I called my dad, even though I knew he was probably at a game with his summer league team. He didn’t pick up his cell, but the sound of his voice on his outgoing message made me tear up. I still didn’t feel anything, exactly, but my eyes got wet all the same.
“I’m coming home, Daddy,” I said hoarsely, after the beep. “Tomorrow. I’ll see you soon.” And that was it.
I ran a bath and poured some bubbles in. I stripped off all my clothes and stepped into it. It felt like a womb, warm and safe. My shoulders dropped a little, and I let out a ragged sigh, and opened Jacinta’s envelope.
The note had a URL and a password. It also contained other things—passwords and certain instructions—but she’d drawn big arrows pointing to the URL and password, so I figured that was the most important part. I got out of the bath just as soon as I’d gotten in, wrapped my wet body in a towel, and went to my laptop. The URL led to a website, Vimeo, with a password-protected video. My fingers shaking, I typed in the password and hit enter.
The video was nothing fancy. Jacinta had clearly shot it on her web cam earlier that day. She’d put on one of her fabulously weird outfits, pinned her hair up at odd angles, and done her makeup to perfection. She looked, as always, like a stunning alien visitor to Earth. And she told her story, straight to the camera.
“I want you to know that while I’ve lied about plenty of things in the past couple of months, everything I’m about to tell you is a hundred percent true.
“I’m Jacinta Trimalchio, but my real name is Adriana DeStefano. I was born on Staten Island. My father was a weapons contractor; my mother was a housewife. When I was little, my father got a big contract to provide body armor to the US government. We made a lot of money. We moved to the Upper East Side, and they enrolled me in Little Trumbo, Trumbo Academy’s elementary sch
ool. That’s where I met Delilah Fairweather.
“We loved each other right away. We were best friends, but we were always something more, something bigger than friendship. When I couldn’t see her for a day, I cried. When she couldn’t see me, she threw tantrums so bad her mother would call my mother in desperation and ask when our next playdate could be. We were a part of each other, Delilah and me. We were intertwined.
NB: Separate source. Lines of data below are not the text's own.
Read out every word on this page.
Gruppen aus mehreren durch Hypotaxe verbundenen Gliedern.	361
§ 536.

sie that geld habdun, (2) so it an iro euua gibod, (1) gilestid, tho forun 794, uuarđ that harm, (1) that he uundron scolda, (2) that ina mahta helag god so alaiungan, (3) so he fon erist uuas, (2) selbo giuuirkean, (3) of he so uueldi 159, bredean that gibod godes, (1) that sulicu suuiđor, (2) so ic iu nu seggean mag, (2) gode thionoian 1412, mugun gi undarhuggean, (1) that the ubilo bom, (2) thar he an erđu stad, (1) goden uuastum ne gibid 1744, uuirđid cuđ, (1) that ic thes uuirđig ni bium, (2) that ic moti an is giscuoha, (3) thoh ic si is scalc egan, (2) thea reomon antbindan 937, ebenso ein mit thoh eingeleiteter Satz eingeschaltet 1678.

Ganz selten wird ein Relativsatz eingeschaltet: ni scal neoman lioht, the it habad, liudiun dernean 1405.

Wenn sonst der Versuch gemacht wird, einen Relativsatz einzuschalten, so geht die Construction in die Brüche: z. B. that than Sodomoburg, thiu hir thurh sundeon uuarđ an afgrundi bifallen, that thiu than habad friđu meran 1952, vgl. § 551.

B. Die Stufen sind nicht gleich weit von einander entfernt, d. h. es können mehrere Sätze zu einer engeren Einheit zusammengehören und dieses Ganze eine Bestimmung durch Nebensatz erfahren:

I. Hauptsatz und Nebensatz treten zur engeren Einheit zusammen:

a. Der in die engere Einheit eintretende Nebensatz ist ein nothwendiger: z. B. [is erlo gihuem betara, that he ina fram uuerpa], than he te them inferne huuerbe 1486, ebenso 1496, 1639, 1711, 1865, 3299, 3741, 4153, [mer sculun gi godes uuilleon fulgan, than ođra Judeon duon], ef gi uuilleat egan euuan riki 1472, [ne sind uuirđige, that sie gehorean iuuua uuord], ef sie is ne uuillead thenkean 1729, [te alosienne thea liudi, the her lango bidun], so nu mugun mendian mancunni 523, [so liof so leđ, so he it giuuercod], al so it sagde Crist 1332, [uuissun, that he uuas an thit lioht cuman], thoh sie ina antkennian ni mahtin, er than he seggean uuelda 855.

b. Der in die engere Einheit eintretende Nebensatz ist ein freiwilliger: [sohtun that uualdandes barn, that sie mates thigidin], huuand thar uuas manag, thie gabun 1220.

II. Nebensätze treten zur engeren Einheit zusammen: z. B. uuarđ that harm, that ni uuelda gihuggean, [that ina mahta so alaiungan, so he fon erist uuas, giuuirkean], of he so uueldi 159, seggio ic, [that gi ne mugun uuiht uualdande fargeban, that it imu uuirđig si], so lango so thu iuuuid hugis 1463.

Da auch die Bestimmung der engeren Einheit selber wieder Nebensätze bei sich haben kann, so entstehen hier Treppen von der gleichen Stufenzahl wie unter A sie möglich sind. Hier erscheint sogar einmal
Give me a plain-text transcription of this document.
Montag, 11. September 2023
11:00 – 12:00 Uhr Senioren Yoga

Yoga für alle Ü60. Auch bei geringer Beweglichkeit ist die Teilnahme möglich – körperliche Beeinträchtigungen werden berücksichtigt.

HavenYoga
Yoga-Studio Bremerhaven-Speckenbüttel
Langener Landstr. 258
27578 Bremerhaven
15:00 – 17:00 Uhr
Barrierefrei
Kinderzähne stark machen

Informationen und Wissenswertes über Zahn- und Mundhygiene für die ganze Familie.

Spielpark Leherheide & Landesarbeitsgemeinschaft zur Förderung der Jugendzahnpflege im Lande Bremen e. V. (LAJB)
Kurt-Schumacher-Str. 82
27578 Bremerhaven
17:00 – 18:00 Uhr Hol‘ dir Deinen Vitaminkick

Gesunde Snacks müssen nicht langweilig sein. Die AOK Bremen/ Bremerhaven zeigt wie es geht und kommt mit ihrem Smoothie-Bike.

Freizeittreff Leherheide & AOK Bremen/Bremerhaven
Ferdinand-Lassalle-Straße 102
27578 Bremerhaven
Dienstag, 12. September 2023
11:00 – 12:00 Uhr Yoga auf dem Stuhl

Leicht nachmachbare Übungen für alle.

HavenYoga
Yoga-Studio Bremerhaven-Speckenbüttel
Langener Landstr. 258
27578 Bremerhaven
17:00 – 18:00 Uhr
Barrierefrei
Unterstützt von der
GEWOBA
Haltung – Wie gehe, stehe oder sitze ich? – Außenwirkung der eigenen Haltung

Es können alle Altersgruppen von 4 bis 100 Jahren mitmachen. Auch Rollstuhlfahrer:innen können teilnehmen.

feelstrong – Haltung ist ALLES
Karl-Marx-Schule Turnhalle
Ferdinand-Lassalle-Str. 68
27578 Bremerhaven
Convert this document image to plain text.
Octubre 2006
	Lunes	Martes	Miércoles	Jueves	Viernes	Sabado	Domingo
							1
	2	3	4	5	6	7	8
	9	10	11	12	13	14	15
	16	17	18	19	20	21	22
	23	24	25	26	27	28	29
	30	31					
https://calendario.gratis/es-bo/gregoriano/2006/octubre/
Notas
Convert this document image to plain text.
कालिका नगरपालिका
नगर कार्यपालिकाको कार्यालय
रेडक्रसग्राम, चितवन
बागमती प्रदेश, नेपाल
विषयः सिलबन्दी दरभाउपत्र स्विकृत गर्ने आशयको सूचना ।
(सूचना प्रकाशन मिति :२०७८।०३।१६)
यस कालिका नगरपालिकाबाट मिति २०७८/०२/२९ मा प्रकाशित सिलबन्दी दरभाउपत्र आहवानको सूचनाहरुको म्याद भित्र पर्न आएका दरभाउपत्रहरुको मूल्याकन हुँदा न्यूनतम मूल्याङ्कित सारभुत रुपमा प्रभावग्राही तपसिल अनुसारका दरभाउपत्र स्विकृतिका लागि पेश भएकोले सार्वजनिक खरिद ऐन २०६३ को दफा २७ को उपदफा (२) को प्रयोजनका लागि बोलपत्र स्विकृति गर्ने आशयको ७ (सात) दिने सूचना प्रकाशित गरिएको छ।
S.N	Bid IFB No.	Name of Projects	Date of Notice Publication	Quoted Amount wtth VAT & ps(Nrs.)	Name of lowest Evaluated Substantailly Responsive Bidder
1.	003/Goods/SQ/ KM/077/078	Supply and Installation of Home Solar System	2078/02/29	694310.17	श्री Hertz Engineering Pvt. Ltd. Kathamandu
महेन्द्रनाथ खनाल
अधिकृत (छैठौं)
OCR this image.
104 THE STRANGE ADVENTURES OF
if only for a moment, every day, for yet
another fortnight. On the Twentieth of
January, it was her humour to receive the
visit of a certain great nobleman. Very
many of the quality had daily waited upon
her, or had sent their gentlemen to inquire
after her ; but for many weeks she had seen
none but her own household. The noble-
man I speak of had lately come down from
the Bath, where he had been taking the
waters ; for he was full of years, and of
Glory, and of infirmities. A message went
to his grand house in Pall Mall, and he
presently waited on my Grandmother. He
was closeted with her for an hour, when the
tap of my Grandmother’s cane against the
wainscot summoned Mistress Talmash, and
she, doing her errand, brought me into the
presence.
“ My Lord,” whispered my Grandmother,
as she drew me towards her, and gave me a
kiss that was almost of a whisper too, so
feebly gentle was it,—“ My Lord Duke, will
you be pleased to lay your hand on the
She was a year younger, but we used to tell people we were twins. We said we were going to marry brothers and live in the same house.
“When I was eleven and Delilah was ten, my father was indicted on federal charges. The court found that he had knowingly and deliberately sold faulty body armor to the government, and that it had been used in the wars in Iraq and Afghanistan and had resulted in injuries and deaths. My father had blood on his hands, the papers said. The news cameras camped outside our building all day and all night. They followed my mother when she brought me to school. We couldn’t go anywhere. We couldn’t do anything. And nobody would talk to us. In school, Delilah would look at me with these big, sad blue eyes, but she wouldn’t speak. I knew it wasn’t her fault. I knew her mother had told her not to talk to me. But it cut my heart.
“They took everything—the apartment in the city, the cars, the beach house in East Hampton, and all the money, everything but my trust fund. They sent my father to prison for a long, long time. He killed himself there, right away—hung himself with his bed sheets. We had nothing left. His family came to the funeral, but none of my mother’s family, none of my friends. Nobody even called.
“We moved to Florida. It was supposed to be temporary. My grandparents gave my mom some starter money, and she rented a one-bedroom apartment. I slept on the couch. She got a job as a cocktail waitress. She met a guy there. Soon he was my stepdad. He hit me when he was drunk. I told her, and she hit me, too. She said I was trying to ruin the only good thing in her life. She sent me to live with my grandparents in their retirement village. About a year later, her husband was arrested and put in prison for assaulting a man at a bar. My mother didn’t apologize, but she asked me to come back home. I went.